Yeah, I kinda wonder about grade inflation these days, too. Even in Canada City everyone claims to be a fucking genius. Might explain why so many so called smart people choose poorly.

@SanFranLefty: Mine was even tougher (the internet knows what my smartypants brain can’t remember!):

A = 93-100
B = 86-92
C = 79-85
D = 70-78
U* = <70

* For "unsatisfactory performance," which is kinder than F for "fail," as far as it goes.

@libertarian tool:

3) When learning lessons from a massive failure, is a casual instant analysis preferable to thorough research?

4) When somebody writes, “Bottom line, a big win is a big win,” does it undermine that statement to observe that the victors get the spoils?

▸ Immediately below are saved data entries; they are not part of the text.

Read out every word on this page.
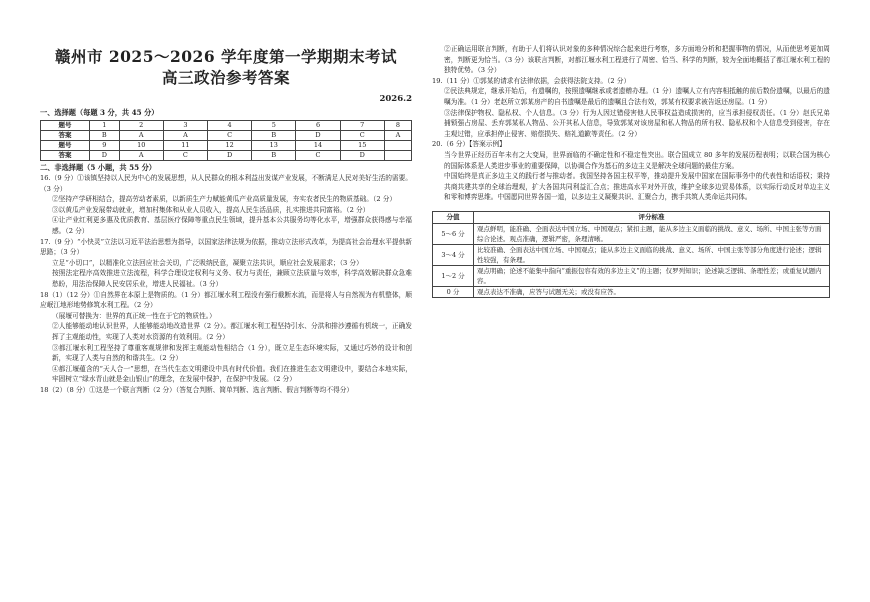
赣州市 2025～2026 学年度第一学期期末考试
高三政治参考答案
2026.2
一、选择题（每题 3 分，共 45 分）
题号	1	2	3	4	5	6	7	8
答案	B	A	A	C	B	D	C	A
题号	9	10	11	12	13	14	15	
答案	D	A	C	D	B	C	D	
二、非选择题（5 小题，共 55 分）

16.（9 分）①该镇坚持以人民为中心的发展思想，从人民群众的根本利益出发谋产业发展，不断满足人民对美好生活的需要。（3 分）

②坚持产学研相结合，提高劳动者素质，以新质生产力赋能黄瓜产业高质量发展，夯实农者民生的物质基础。（2 分）

③以黄瓜产业发展带动就业，增加村集体和从业人员收入，提高人民生活品质，扎实推进共同富裕。（2 分）

④让产业红利更多惠及优质教育、基层医疗保障等重点民生领域，提升基本公共服务均等化水平，增强群众获得感与幸福感。（2 分）

17.（9 分）“小快灵”立法以习近平法治思想为指导，以国家法律法规为依据，推动立法形式改革，为提高社会治理水平提供新思路；（3 分）

立足“小切口”，以精准化立法回应社会关切，广泛吸纳民意，凝聚立法共识，顺应社会发展需求；（3 分）

按照法定程序高效推进立法流程，科学合理设定权利与义务、权力与责任，兼顾立法质量与效率，科学高效解决群众急难愁盼，用法治保障人民安居乐业，增进人民福祉。（3 分）

18（1）（12 分）①自然界在本原上是物质的。（1 分）都江堰水利工程没有强行截断水流，而是将人与自然视为有机整体，顺应岷江地形地势修筑水利工程。（2 分）

（展堰可替换为：世界的真正统一性在于它的物质性。）

②人能够能动地认识世界，人能够能动地改造世界（2 分）。都江堰水利工程坚持引水、分洪和排沙遵循有机统一，正确发挥了主观能动性，实现了人类对水资源的有效利用。（2 分）

③都江堰水利工程坚持了尊重客观规律和发挥主观能动性相结合（1 分），既立足生态环境实际，又通过巧妙的设计和创新，实现了人类与自然的和谐共生。（2 分）

④都江堰蕴含的“天人合一”思想，在当代生态文明建设中具有时代价值。我们在推进生态文明建设中，要结合本地实际，牢固树立“绿水青山就是金山银山”的理念，在发展中保护，在保护中发展。（2 分）

18（2）（8 分）①这是一个联言判断（2 分）（答复合判断、简单判断、选言判断、假言判断等均不得分）

②正确运用联言判断，有助于人们将认识对象的多种情况综合起来进行考察，多方面地分析和把握事物的情况，从而使思考更加周密，判断更为恰当。（3 分）该联言判断，对都江堰水利工程进行了周密、恰当、科学的判断，较为全面地概括了都江堰水利工程的独特优势。（3 分）

19.（11 分）①郭某的请求有法律依据，会获得法院支持。（2 分）

②民法典规定，继承开始后，有遗嘱的，按照遗嘱继承或者遗赠办理。（1 分）遗嘱人立有内容相抵触的前后数份遗嘱，以最后的遗嘱为准。（1 分）老赵所立郭某房产的自书遗嘱是最后的遗嘱且合法有效，郭某有权要求被告返还房屋。（1 分）

③法律保护物权、隐私权、个人信息。（3 分）行为人因过错侵害他人民事权益造成损害的，应当承担侵权责任。（1 分）赵氏兄弟捕锁强占房屋、丢弃郭某私人物品、公开其私人信息，导致郭某对该房屋和私人物品的所有权、隐私权和个人信息受到侵害，存在主观过错，应承担停止侵害、赔偿损失、赔礼道歉等责任。（2 分）

20.（6 分）【答案示例】

当今世界正经历百年未有之大变局，世界面临的不确定性和不稳定性突出。联合国成立 80 多年的发展历程表明；以联合国为核心的国际体系是人类进步事业的重要保障，以协调合作为基石的多边主义是解决全球问题的最佳方案。

中国始终是真正多边主义的践行者与推动者。我国坚持各国主权平等，推动提升发展中国家在国际事务中的代表性和话语权；秉持共商共建共享的全球治理观，扩大各国共同利益汇合点；推进高水平对外开放，维护全球多边贸易体系，以实际行动反对单边主义和零和博弈思维。中国愿同世界各国一道，以多边主义凝聚共识、汇聚合力，携手共筑人类命运共同体。

分值	评分标准
5～6 分	观点鲜明，能准确、全面表达中国立场、中国观点；紧扣主题，能从多边主义面临的挑战、意义、场所、中国主张等方面综合论述。观点准确，逻辑严密，条理清晰。
3～4 分	比较准确、全面表达中国立场、中国观点；能从多边主义面临的挑战、意义、场所、中国主张等部分角度进行论述；逻辑性较强，有条理。
1～2 分	观点明确；论述不能集中指向“重振包容有效的多边主义”的主题；仅罗列知识；论述缺乏逻辑、条理性差；或重复试题内容。
0 分	观点表达不准确，应答与试题无关；或没有应答。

@Dave H: Mike Sodrel’s trucking company offices in Indianap0lis have (or at least did have a few years back) three large wooden crosses in the patch of lawn separating the semicircular front drive from the street. I can’t think of the appropriate word to convey how utterly inappropriate I find that.

TJ/

Day two of the Republican failure to fix the economy. What is their problem?

@SanFranLefty: As someone who worked in an institution of “higher learning” in OK, I can tell you for a fact that one can graduate (with grade-inflated A+ “honors”!) from an Oklahoma high school without taking day one of algebra.